Eddy juga meminta Pemerintah terutama Kementerian Dalam Negeri (Kemendagri) agar tidak mempersamakan kondisi Nunukan dengan daerah lain apalagi di Jawa. Nunukan, ungkap Eddy, adalah sebuah Kabupaten yang masyarakatnya tingal secara terpisah – pisah dalam berbagai wilayah dengan berbagai macam kekurangan akses trasnsportasi.
“Kalau di Jawa, akses yang dimiliki masyarakat begitu mudah. Tapi pernah kah para Pejabat Pemerintah Pusat menengok masyarakat Krayan atau Lumbis Ogong?,” tandasnya
Eddy mencontohkan, warga Nunukan yang tinggal di Lumbis Ogong apabila akan mendatangi Kota Nunukan harus menyiapkan fisik karena jauhnya perjalanan yang hanya dapat ditempuh lewat sungai.

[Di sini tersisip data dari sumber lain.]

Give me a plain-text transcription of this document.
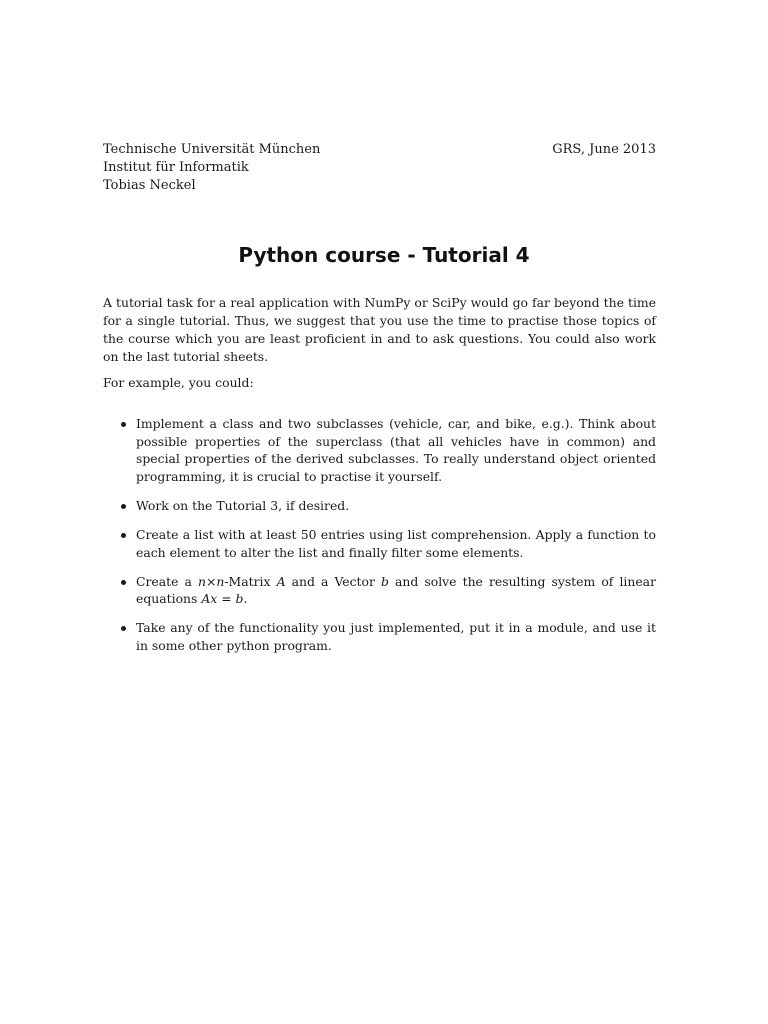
Technische Universität München
Institut für Informatik
Tobias Neckel
GRS, June 2013
Python course - Tutorial 4

A tutorial task for a real application with NumPy or SciPy would go far beyond the time for a single tutorial. Thus, we suggest that you use the time to practise those topics of the course which you are least proficient in and to ask questions. You could also work on the last tutorial sheets.

For example, you could:

Implement a class and two subclasses (vehicle, car, and bike, e.g.). Think about possible properties of the superclass (that all vehicles have in common) and special properties of the derived subclasses. To really understand object oriented programming, it is crucial to practise it yourself.
Work on the Tutorial 3, if desired.
Create a list with at least 50 entries using list comprehension. Apply a function to each element to alter the list and finally filter some elements.
Create a n×n-Matrix A and a Vector b and solve the resulting system of linear equations Ax = b.
Take any of the functionality you just implemented, put it in a module, and use it in some other python program.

“Selain itu, mereka juga harus mempunyai ongkos yang tidak sedikit,” kata Eddy.
Ongkos yang harus dikeluarkan warga Lumbis Ogong untuk pergi kei Kota Nunukan, ungkap Eddy, mencapai Rp. 6 juta – Rp. 8 juta. Memurutnya, untuk mencapai Mensalong yang merupakan kota terdekat, mereka harus mengunakan perahu karena akses jalan darat belum tersambung. Kalau mereka tak mempunyai perahu sendiri maka terpaksa menyewanya hingga Rp. 5 juta.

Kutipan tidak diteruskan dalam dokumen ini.